Touriño asegura al empresariado que el fracaso del Estatuto "no frustra" la expectativa de Galicia de "seguir avanzando"

Actualizado 09/02/2007 17:15:17 CET

Rechaza que la definición fuese el "obstáculo" y apunta la "sutileza" de su propuesta para respetar la Constitución

MADRID, 9 Feb. (EUROPA PRESS) -

El presidente de la Xunta, Emilio Pérez Touriño, garantizó hoy ante empresarios gallegos y dirigentes de compañías que operan en la comunidad que el fracaso de las negociaciones para la reforma del Estatuto "no frustra" ninguna expectativa para que Galicia "siga avanzando".

En el coloquio que sucedió a su intervención en un desayuno de trabajo organizado en la capital de España por la Asociación de Empresarios Gallegos en Madrid (Aegama), Touriño dijo tener la "tranquilidad" de que no la falta de acuerdo para mejorar el actual autogobierno "no impedirá" continuar demandando al Estado las inversiones necesarias para la modernización de la autonomía.

Así, confirmó que planteará al Gobierno central las partidas para culminar las infraestructuras y propiciar el despegue de Galicia y recordó que el debate estatutario se retomará una vez que haya "facilidades para que lo que hoy no fue posible, lo sea mañana".

Al respecto, asumió que la evolución del proceso dependerá del "peso político de cada fuerza" en el Parlamento autonómico, así como de la propia "situación en el resto de España", si bien rechazó que un vuelco electoral pueda dejar a alguno de los partidos fuera del acuerdo.

OPORTUNIDAD

A su juicio, Galicia tiene una "oportunidad" por la necesidad de contar con la unanimidad de los grupos para reformar el Estatuto, puesto que la actual oposición ostentó el Ejecutivo gallego durante más de 20 años e "inapelablemente tiene que estar", al igual que PSdeG y BNG, por gobernar actualmente y representar "parte de la arquitectura democrática del país".

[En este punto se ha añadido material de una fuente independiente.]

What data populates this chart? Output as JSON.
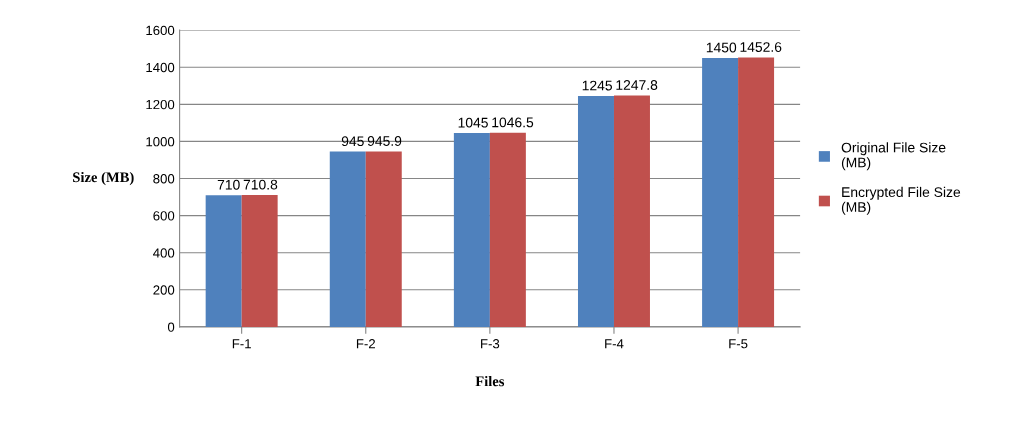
{
  "chart_data": {
    "type": "bar",
    "xlabel": "Files",
    "ylabel": "Size (MB)",
    "categories": [
      "F-1",
      "F-2",
      "F-3",
      "F-4",
      "F-5"
    ],
    "series": [
      {
        "name": "Original File Size (MB)",
        "color": "#4f81bd",
        "values": [
          710,
          945,
          1045,
          1245,
          1450
        ]
      },
      {
        "name": "Encrypted File Size (MB)",
        "color": "#c0504d",
        "values": [
          710.8,
          945.9,
          1046.5,
          1247.8,
          1452.6
        ]
      }
    ],
    "ylim": [
      0,
      1600
    ],
    "yticks": [
      0,
      200,
      400,
      600,
      800,
      1000,
      1200,
      1400,
      1600
    ],
    "grid": "y",
    "legend": "right",
    "data_labels": true
  }
}
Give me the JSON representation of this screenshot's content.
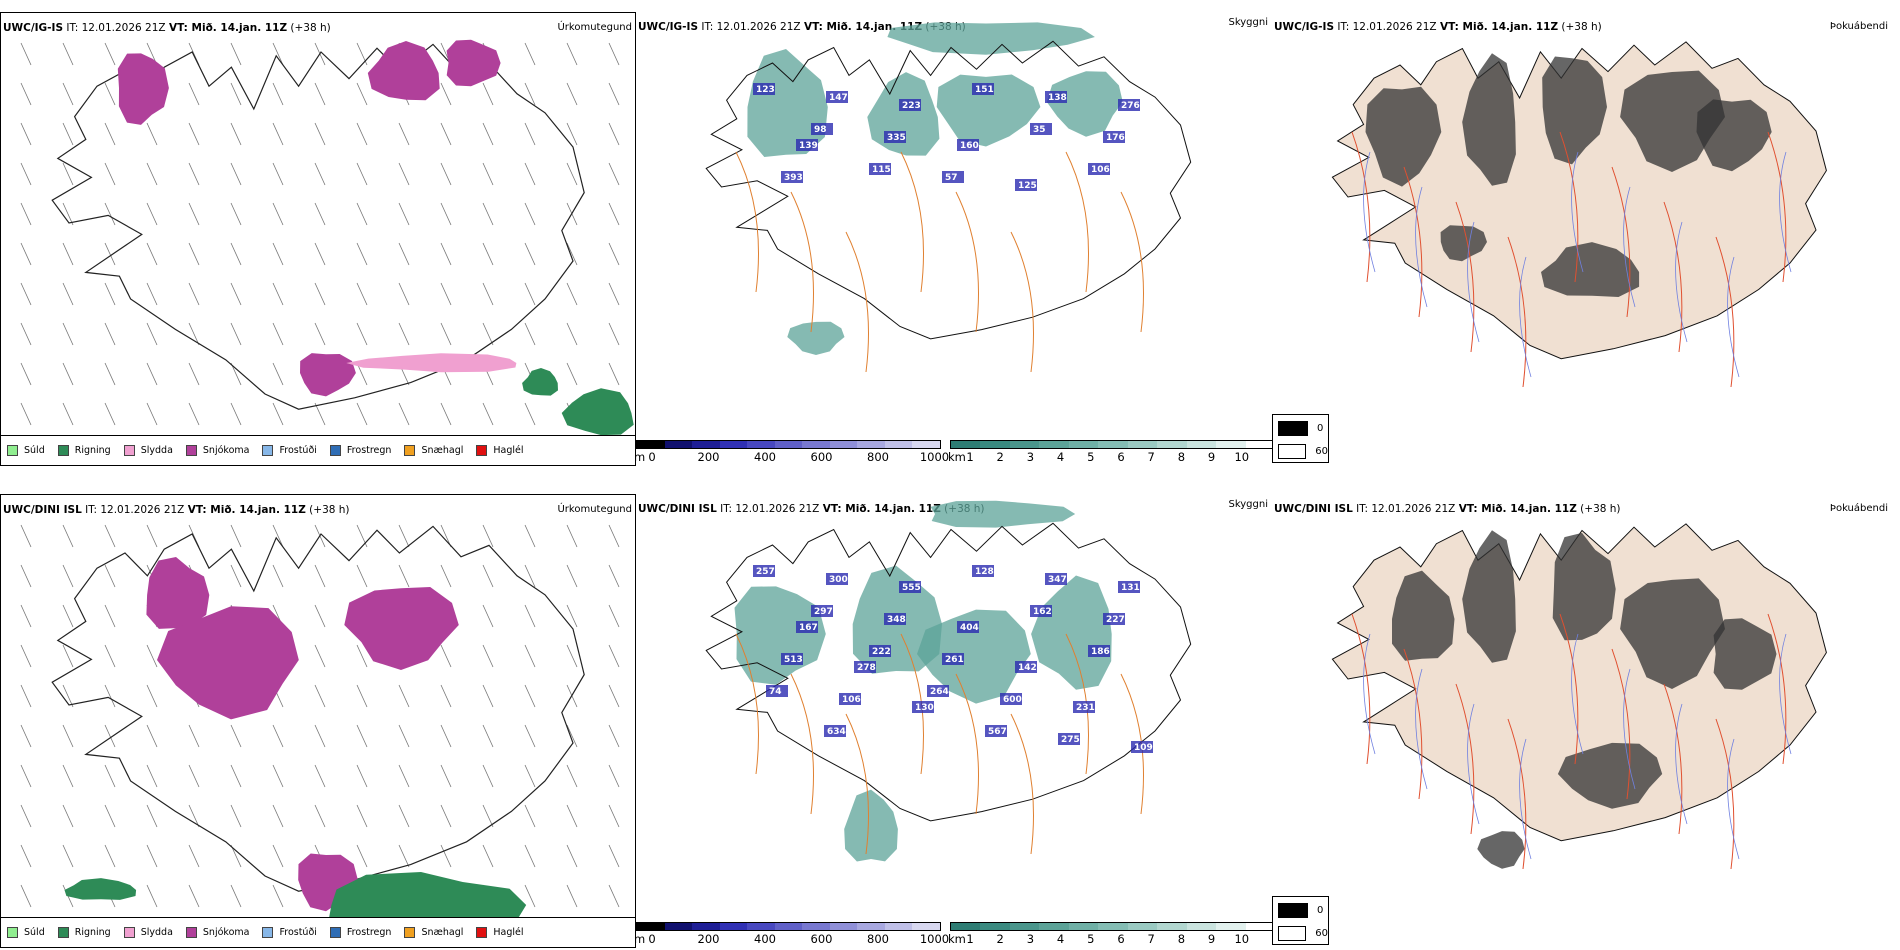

Con todo, admitió que este "escenario de oportunidad" entraña también "grandes dificultades" para propiciar el consenso, como aconteció en esta primera tentativa de reforma, que topó con el "evidente escollo" del PP, que rechazó "plasmar --en el preámbulo-- algo común de todos los gallegos", la alusión a la Ley de Símbolos, y colisionó con la decisión de los socios de Gobierno por "no dejar de ponerla".

No obstante, el presidente puntualizó que "no es verdad que la definición haya sido el obstáculo" para el acuerdo, puesto que, según él, "a diferencia de Cataluña", Galicia "resolvió el problema definiéndose en el artículo 1 y en el preámbulo como la define la Constitución y el Estatuto actual: como nacionalidad histórica". "Lo aceptaron PP y BNG", aseveró.

RESULTADOS

En consecuencia, subrayó que "la definición quedó sacada de en medio" como elemento de separación, que finalmente radicó en la propuesta planteada por él mismo de incluir la "referencia a la tradición que recoge magníficamente la Ley de Símbolos, aprobada por unanimidad en 1984, en la que el himno habla del hogar y la nación de los gallegos".

"Esa referencia es la que se cita en el planteamiento", recordó Touriño, quien reivindicó la suya como una "fórmula sutil e inteligente para que la definición esté en términos constitucionales", para asegurar el concurso de los populares y, a la vez, "plasme algo común de los gallegos, respetado por todos", para atraer a los nacionalistas.